¿Se plantea usted tatuar toda su anatomía hasta parecer un jarrón chino andante? ¿Le tienta la idea de marcarse un maratón o, mejor aún, un Ironman? Pues sepa que, además del dorsal, podría estar comprando papeletas para sufrir un golpe de calor. O para caer fulminado por hiponatremia (déficit de sodio). No le eche la culpa al cambio climático ni al efecto invernadero.
Tampoco a que por su afán de comer con poca sal ande renqueante de sodio. La causa está en toda la tinta bajo su piel que altera su sistema natural de refrigeración: sudará menos y perderá más sodio, indispensable para los intercambios celulares.
Suena a escenario poco propicio para cruzar la meta con garantías pero es la conclusión de un estudio del departamento de Fisiología de la escuela universitaria Alma College (Michigan, EU), dirigido por el profesor Maurie Joe Luetkemeier. El punto de partida es el innegable auge de los tatuajes entre deportistas y marines.

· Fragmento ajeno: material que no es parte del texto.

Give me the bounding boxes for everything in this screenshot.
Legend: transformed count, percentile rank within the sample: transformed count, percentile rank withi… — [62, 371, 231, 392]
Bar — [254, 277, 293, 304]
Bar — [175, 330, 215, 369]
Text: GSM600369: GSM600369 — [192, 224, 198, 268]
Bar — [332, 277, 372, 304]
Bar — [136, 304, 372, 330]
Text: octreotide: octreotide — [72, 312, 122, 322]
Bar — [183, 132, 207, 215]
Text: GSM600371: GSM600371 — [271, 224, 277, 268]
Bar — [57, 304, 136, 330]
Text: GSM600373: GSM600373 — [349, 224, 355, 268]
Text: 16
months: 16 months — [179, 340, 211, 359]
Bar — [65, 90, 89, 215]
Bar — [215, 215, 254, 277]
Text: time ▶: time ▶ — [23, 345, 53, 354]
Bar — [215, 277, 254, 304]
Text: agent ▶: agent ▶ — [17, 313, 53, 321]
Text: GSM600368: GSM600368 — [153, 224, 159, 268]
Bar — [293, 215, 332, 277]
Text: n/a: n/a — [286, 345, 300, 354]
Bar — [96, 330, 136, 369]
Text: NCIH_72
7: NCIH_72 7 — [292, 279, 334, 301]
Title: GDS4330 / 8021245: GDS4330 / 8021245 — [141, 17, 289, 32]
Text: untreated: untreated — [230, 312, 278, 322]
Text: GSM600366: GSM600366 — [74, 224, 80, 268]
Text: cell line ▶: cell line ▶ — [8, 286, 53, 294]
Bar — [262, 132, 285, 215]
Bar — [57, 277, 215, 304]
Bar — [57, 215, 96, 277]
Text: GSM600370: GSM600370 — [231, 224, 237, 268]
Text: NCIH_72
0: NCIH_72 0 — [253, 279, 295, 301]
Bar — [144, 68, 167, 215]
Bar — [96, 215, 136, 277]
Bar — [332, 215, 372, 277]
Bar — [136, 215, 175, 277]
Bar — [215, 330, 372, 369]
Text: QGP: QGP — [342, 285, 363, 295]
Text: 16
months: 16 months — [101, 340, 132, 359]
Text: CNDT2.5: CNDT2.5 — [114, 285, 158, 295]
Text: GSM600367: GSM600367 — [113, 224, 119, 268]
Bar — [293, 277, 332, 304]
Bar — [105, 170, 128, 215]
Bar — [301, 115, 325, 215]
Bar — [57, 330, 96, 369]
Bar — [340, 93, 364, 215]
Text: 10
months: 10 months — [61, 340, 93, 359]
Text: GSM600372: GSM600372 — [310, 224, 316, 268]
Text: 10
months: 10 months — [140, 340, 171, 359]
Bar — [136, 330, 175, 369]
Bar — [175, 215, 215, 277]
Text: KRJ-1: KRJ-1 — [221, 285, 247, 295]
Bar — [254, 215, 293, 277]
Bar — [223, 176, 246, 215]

Dejando a un lado el sector castrense, no hace falta buscar mucho para comprobar que la tinta subcutánea cotiza al alza entre los astros del deporte. Ahí están los bíceps animados con iconografía olímpica del gimnasta alemán Marcel Nguyen o los brazos del futbolista Sergio Ramos donde apenas quedan milímetros de piel libres de trazos.
La cuestión que Luetkeimeier y su equipo se plantea es si esos depósitos de pigmentos permanentes, localizados a una profundidad similar a la de las glándulas sudoríparas ecrinas (de 3 a 5 milímetros), interfieren en la capacidad de sudar del atleta (o del marine). Para analizarlo contaron con 10 voluntarios, todos ellos varones, sanos y con una lustrosa media de edad de 21 años. Todos con algún tatuaje en brazos, hombros, espalda o torso de como mínimo 5.2 centímetros cuadrados. La única condición era que en el flanco opuesto la piel estuviera limpia (esto es, un brazo o un costado tatuado y el contrario, no).
Una vez reunidos en una situación controlada —no les pusieron a correr bajo la solana, ya que aquí el nivel de entreno de cada sujeto determinaría también su velocidad, capacidad de adaptación al calor y tasa de sudor; todo fue más aséptico e igualitario—, los científicos les indujeron el sudor mediante iontoforesis —una técnica que consiste en aplicar corriente eléctrica de baja intensidad de forma local para introducir sustancias activas en la piel—, en una agradable sala entre 19ºC y 21ºC, usando discos de agar —unas placas utilizadas habitualmente en pruebas de sensibilidad a agentes microbianos pues permiten hacer cultivos— impregnados con una concentración de nitrato de pilocarpina al 0.5% (esta composición se emplea en concentraciones del 2% para bajar la presión del ojo y tratar glaucomas, ya que su efecto sobre las glándulas sudoríparas y salivales permite que fluya más líquido al interior del ojo).
¿Los tatuados rinden menos?
Los resultados fueron como para pensárselo. En las zonas tatuadas solo se producían 0,18 miligramos de sudor por centímetro cuadrado y por minuto, mientras que en la piel exenta de tinta se registraban 0,35 miligramos. O sea, la mitad de gotas de sudor. La concentración de sodio tampoco salía bien parada: nueve de 10 participantes tenían una cantidad de sodio en el sudor de las zonas tatuadas considerablemente más alta que en las limpias.
“Es posible que la función sudorípara quede afectada por el trauma producido con la aplicación reiterada de punciones en la dermis para introducir la tinta”, señala el estudio. “Otra explicación”, continúa, “es la posible presencia de alumnio, un metal habitual en la composición de las tintas. Y sabemos, por estudios realizados con desodorantes, que el
aluminio reduce la producción de sudor. Cuánto dejará de sudar cada individuo tatuado es ya imposible de valorar, ya que la composición y concentración de las tintas empleadas en cada trabajo varía de un artista a otro”.
Pese a que la muestra es pequeña –solo 10 sujetos– Luetkemeier y su equipo concluyen que se ha abierto el melón a futuras investigaciones sobre la incidencia de los tatuajes a gran escala en la termorregulación corporal.